Gianclaudio Marengo, the Italian marathoner and recovering addict who spent 36 hours after Sunday’s race wandering the city, hungry and lost, has returned to San Patrignano, the rehab center in Italy where he lives. Naturally timid even under the best of circumstances, he was too rattled to speak to a reporter by phone, but an American friend and fellow resident, David Howell, spoke with Daily Intelligencer, passing along what Marengo had told him about his day and two nights on the streets.

Marengo had been running alongside two members of San Patrignano’s eight-person team, but he got separated from them along the way. Each runner was carrying a bag containing some money, a seven-day MetroCard, and instructions for returning to the group’s hotel in Queens. When Marengo finished the race, fatigued and disoriented, he discovered that he had lost the instruction sheet. While his teammates and the four supervisors from San Patrignano reported his disappearance to the Italian consulate, which in turn alerted the police, Margengo spent the rest of the day and all night wandering around Central Park, too shocked and fearful to ask for help.

He didn’t speak English, and he was scared to ask people for directions,” Howell said. “This is practically the first time he’d left San Patrignano, so it was a big shock, and it blocked him from asking for help.” Marengo did have $5, which he spent on a piece of pizza the evening after the race. At some point, he also approached a taxi driver who apparently understood some Italian. But when Marengo explained that he was lost and didn’t know the name of his hotel, Howell said, “That didn’t work out very well.”
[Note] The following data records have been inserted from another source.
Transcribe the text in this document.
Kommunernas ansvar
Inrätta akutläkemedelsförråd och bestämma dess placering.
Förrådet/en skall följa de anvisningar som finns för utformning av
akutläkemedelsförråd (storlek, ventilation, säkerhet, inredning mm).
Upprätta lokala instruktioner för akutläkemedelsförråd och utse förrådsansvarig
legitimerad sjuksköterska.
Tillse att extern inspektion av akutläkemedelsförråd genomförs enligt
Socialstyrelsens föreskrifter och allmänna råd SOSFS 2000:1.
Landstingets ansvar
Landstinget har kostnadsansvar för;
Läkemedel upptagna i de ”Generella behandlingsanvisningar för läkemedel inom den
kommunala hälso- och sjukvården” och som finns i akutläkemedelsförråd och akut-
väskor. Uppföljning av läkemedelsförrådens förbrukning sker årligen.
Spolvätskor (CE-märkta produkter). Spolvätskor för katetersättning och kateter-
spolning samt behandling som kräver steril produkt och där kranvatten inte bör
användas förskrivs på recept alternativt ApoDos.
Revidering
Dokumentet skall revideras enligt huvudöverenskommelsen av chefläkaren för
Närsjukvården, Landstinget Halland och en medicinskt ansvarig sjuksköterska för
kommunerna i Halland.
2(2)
Marengo is from the small city of Terni, in Umbria, and for the past three and a half years he has lived, free of charge, in the private community of 1,300 recovering addicts outside the tiny town of Coriano, on Italy’s Adriatic coast. Residents lead a sheltered existence that revolves around therapy, cooperation, and work. For the last six months, Marengo has been working in the carpentry shop. Running is a popular sport at San Patrignano, and the marathon team’s travel expenses were paid by the center’s New York–based fund-raising arm, Friends of San Patrignano.

We don’t have telephone or TV, so getting used to the outside world is something we do a bit at a time,” Howell said. The week before the trip to New York, Marengo paid his first visit to his family, part of the gradual exit process that usually begins after about three years.

It was all a blur. Photo: Terraxplorer/Getty Images

Though news accounts had described him as mentally disabled or on medication, Howell says he is merely an emotionally fragile introvert who has trouble initiating conversations. “There’s a childlike manner about him,” Howell said. “He’s a very simple person. He has his things that he likes and things that he does, and complicated tasks take longer for him — he needs to concentrate more — so I can see how he would get overwhelmed. I’ve seen it happen.”

The rest of the story is murky. Marengo says he used his MetroCard to make his way to JFK Airport, where his team was scheduled to take a flight home. The Italian maintained that some police officers approached him and, finding that he had no ticket or passport, escorted him outside — but the Port Authority police have no record of the interaction. In any case, it’s not clear exactly where he went: There is, famously, no direct subway connection to any New York–area airport, and Marengo does not remember switching to a bus or the AirTrain.

Early on the morning of the second day, NYPD officer Man Yam found him on the subway at Penn Station. “He decided to trust the police officer,” Howell said. “They bought him breakfast.”